I slipped through, carefully closing the door behind me, and heard my feet echoing on the wooden planks as my pace quickened in anticipation. Soon I heard the steady roar of Brooks Falls. Then I spotted them: lumbering brown shapes of grizzly bears in the Brooks River above and below the falls. They were huge — and they were the reason I had come.
I had wanted to visit Katmai for years, ever since I had read that visitors can see and photograph grizzly bears feasting on salmon at the falls.
The park is home to an estimated 2,200 grizzlies. One of the largest bears in the world, they can measure 7 to 10 feet long and weigh 1,000 pounds or more.
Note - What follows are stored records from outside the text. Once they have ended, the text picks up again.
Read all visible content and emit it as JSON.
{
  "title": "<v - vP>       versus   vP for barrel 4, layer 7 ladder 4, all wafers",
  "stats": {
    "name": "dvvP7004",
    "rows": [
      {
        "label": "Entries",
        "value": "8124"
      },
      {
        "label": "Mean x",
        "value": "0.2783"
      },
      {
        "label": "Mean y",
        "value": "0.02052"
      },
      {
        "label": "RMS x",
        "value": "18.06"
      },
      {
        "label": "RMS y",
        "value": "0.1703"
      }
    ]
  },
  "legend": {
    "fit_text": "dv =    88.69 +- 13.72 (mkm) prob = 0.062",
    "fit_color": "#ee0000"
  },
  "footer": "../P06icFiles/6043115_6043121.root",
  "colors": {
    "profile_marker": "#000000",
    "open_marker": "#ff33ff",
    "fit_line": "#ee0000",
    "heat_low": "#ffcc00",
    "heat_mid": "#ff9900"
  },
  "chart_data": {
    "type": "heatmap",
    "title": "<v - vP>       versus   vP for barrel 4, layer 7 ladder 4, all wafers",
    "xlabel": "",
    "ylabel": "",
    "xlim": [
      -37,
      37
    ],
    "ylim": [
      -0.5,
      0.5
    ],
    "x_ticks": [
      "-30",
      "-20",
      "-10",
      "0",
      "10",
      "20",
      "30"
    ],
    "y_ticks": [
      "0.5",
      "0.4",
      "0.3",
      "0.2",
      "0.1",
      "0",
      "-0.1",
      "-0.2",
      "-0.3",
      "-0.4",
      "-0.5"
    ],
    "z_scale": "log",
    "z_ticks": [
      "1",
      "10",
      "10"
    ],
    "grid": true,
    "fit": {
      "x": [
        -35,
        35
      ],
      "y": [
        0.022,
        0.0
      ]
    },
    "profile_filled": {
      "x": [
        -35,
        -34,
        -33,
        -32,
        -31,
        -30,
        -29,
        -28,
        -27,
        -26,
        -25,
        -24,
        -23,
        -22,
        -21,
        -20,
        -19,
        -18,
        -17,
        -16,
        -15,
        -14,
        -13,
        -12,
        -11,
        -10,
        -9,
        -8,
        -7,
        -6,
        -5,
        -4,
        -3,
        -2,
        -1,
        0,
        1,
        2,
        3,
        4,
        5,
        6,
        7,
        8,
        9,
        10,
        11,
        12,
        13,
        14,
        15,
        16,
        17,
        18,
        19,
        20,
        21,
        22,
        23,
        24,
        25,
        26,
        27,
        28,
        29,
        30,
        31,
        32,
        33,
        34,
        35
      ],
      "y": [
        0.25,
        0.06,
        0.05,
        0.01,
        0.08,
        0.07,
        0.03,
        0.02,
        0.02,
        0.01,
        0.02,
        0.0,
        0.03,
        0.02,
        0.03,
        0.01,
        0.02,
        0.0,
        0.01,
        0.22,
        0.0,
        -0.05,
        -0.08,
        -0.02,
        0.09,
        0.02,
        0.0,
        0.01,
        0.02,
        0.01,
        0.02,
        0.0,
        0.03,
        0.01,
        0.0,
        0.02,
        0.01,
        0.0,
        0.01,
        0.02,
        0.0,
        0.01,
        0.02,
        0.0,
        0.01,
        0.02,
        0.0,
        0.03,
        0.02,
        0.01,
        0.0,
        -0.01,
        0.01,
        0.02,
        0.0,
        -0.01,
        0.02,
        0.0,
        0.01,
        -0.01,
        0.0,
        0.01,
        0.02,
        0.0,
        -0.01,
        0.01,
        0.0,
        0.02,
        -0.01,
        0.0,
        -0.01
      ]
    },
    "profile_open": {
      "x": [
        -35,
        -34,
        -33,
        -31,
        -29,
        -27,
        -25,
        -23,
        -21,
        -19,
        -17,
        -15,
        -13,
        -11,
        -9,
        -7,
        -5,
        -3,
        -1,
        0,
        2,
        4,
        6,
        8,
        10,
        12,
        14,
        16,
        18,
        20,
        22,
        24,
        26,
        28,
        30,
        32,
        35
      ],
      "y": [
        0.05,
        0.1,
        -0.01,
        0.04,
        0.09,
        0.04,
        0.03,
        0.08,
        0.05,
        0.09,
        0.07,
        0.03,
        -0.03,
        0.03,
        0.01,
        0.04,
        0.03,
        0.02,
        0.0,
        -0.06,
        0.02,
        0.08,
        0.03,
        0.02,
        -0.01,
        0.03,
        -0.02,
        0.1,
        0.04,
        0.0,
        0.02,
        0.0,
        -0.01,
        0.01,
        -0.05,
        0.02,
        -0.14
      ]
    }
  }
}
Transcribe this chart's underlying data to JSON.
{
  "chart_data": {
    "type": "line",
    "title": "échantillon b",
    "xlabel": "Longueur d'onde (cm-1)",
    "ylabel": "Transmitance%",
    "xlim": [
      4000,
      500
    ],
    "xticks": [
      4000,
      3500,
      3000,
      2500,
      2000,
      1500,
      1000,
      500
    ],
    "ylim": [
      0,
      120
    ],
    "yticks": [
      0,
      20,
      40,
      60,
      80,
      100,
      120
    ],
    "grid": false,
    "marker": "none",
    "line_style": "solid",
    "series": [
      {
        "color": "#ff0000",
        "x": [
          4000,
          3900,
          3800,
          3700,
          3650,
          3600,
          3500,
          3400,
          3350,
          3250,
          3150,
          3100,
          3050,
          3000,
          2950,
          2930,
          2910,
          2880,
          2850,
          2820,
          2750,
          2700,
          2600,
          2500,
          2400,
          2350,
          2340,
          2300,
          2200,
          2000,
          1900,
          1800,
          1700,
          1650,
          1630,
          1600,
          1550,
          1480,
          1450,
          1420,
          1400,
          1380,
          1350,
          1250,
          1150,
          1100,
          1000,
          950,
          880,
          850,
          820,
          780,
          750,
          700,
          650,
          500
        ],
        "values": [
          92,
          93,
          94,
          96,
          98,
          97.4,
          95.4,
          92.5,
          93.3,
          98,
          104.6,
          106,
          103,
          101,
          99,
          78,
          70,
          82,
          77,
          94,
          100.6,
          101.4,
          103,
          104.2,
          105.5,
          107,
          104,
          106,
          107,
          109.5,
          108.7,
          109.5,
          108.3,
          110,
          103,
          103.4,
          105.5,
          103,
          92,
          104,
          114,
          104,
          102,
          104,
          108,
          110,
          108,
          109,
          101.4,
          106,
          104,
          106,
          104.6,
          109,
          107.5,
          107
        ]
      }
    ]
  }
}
Brooks Camp, where I stayed inside the park, hosts one of the world's highest densities of grizzlies.
I went in July, when salmon return to their home stream to spawn and as many as 60 bears congregate along a half-mile stretch of the Brooks River to fish.
From late June through July, hundreds of thousands of salmon swim from the northern Pacific Ocean up the Brooks River, fighting their way upriver. Brooks Falls acts like a hurdle in their path, and the fish fly out of the water, making desperate leaps to reach the top of the falls.
That's where many grizzlies hang out to feed on the salmon, fattening up for a five- to seven-month hibernation.